Perform a restore operation.

SHOW RESTORE

View the execution of the most recent recovery job, including:

  • JobId: The id of this recovery job.

  • Label: The name (Label) of the backup in the repository.

  • Timestamp: The timestamp of the backup in the repository.

  • DbName: The Database corresponding to the recovery job.

  • State: The current phase of the recovery job.

    • PENDING: The initial state of the job.
    • SNAPSHOTTING: Snapshot is being performed.
    • DOWNLOAD: Snapshot downloading task is being sent.
    • DOWNLOADING: Snapshot is being downloaded.
    • COMMIT: Preparing to validate a downloaded snapshot.
    • COMMITTING: The downloaded snapshot is being validated.
    • FINISHED: Recovery is complete.
    • CANCELLED: Recovery failed or was canceled.
  • AllowLoad: Whether import is allowed during recovery.

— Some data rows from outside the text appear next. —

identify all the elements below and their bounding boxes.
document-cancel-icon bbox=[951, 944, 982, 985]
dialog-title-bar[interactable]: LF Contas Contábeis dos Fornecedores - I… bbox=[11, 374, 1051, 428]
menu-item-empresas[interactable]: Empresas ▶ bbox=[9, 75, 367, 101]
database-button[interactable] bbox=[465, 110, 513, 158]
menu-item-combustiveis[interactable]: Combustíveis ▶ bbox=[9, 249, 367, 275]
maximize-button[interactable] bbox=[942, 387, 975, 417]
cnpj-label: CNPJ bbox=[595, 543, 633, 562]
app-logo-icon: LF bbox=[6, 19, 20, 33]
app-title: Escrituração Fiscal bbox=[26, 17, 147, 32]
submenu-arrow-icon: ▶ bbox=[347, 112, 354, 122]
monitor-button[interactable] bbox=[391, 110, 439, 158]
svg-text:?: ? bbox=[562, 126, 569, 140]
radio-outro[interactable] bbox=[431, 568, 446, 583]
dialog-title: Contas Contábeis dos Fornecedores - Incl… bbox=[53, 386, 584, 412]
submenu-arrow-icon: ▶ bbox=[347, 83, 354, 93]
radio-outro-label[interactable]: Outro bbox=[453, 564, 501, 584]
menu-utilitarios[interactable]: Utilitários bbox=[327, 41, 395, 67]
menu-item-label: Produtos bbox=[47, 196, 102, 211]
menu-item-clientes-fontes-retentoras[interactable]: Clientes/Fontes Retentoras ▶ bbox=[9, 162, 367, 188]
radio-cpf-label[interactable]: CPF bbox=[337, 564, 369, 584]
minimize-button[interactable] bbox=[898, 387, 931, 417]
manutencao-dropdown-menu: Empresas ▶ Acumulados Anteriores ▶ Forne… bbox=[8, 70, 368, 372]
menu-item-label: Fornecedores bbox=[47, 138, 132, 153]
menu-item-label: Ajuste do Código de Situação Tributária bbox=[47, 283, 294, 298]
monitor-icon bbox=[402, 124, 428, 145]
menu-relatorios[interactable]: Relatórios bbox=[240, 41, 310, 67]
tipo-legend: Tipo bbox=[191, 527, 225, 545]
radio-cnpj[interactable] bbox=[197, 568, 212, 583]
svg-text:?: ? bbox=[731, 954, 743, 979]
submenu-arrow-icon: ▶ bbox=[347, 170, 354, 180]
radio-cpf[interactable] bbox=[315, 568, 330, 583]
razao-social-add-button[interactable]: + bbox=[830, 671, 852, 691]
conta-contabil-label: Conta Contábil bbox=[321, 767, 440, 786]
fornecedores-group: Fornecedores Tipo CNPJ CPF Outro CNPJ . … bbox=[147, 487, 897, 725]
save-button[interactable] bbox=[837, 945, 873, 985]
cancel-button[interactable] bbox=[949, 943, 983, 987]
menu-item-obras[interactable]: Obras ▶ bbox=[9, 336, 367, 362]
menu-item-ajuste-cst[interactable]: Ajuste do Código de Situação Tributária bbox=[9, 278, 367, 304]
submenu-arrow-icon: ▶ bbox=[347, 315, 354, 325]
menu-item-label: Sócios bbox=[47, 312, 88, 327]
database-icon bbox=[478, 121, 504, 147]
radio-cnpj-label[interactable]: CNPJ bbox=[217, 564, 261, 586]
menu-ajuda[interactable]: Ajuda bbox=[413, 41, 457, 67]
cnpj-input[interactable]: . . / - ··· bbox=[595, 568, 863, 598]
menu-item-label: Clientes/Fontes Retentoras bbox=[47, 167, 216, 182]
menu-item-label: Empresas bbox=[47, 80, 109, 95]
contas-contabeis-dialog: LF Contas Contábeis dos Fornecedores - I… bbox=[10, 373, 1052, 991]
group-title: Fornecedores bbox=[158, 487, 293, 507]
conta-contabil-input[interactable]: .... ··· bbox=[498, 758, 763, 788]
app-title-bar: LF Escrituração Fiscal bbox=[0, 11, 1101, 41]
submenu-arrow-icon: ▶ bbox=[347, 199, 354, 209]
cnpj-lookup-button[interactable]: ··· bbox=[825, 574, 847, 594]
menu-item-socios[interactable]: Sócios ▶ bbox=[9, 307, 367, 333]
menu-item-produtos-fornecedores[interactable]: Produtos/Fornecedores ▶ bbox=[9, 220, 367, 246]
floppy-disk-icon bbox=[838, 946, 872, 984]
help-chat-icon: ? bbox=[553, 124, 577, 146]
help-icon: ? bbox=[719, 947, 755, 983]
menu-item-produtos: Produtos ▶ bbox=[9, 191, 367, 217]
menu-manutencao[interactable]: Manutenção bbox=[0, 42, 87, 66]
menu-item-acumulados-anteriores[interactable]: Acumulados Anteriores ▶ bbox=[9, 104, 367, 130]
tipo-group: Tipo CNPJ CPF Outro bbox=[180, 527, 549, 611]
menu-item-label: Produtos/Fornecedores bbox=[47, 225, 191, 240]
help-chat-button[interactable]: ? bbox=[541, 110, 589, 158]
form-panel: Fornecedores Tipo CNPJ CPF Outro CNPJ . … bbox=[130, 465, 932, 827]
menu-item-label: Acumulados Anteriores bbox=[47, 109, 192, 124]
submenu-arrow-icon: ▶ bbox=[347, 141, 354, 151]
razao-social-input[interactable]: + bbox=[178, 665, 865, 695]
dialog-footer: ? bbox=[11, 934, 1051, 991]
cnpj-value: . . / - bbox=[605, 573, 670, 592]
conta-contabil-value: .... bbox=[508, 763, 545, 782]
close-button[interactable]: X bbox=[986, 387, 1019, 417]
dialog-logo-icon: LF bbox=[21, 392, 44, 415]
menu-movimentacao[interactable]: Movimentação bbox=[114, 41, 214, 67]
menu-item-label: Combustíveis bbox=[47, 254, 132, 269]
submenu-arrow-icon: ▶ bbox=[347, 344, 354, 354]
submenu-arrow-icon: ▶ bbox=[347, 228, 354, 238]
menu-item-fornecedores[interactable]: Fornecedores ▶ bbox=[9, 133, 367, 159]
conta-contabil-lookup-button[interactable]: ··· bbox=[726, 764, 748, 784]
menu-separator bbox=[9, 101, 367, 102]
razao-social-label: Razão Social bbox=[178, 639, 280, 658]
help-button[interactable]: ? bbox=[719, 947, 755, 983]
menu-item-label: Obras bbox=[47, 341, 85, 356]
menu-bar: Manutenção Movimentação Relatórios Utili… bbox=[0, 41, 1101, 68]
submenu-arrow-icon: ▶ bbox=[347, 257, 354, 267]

  • ReplicationNum: The number of replications.

  • RestoreObjs: A list of the tables and partitions involved in this recovery job.

  • CreateTime: The time when the job was created.

  • MetaPreparedTime: The time when the local metadata generation is completed.

  • SnapshotFinishedTime: Completion time of Local snapshot.

  • DownloadFinishedTime: Completion time of remote snapshot download.

  • FinishedTime: Completion time of this job.

  • UnfinishedTasks: There will be multiple subtasks in progress, such as S SNAPSHOTTING, DOWNLOADING, COMMITTING, etc. Here are the task ids of the incomplete subtasks.

  • TaskErrMsg: If there is a subtask execution error, the error message will be displayed here.

  • Status: The status that may occur when the job is running.

  • Timeout: The timeout of the job, in seconds.

CANCEL BACKUP

Cancel the running backup job.

CANCEL RESTORE

Cancel the running recovery job.

DROP REPOSITORY

Delete a remote repository that has been created. Deleting a repository only removes the mapping of that repository in StarRocks, not the actual repository data.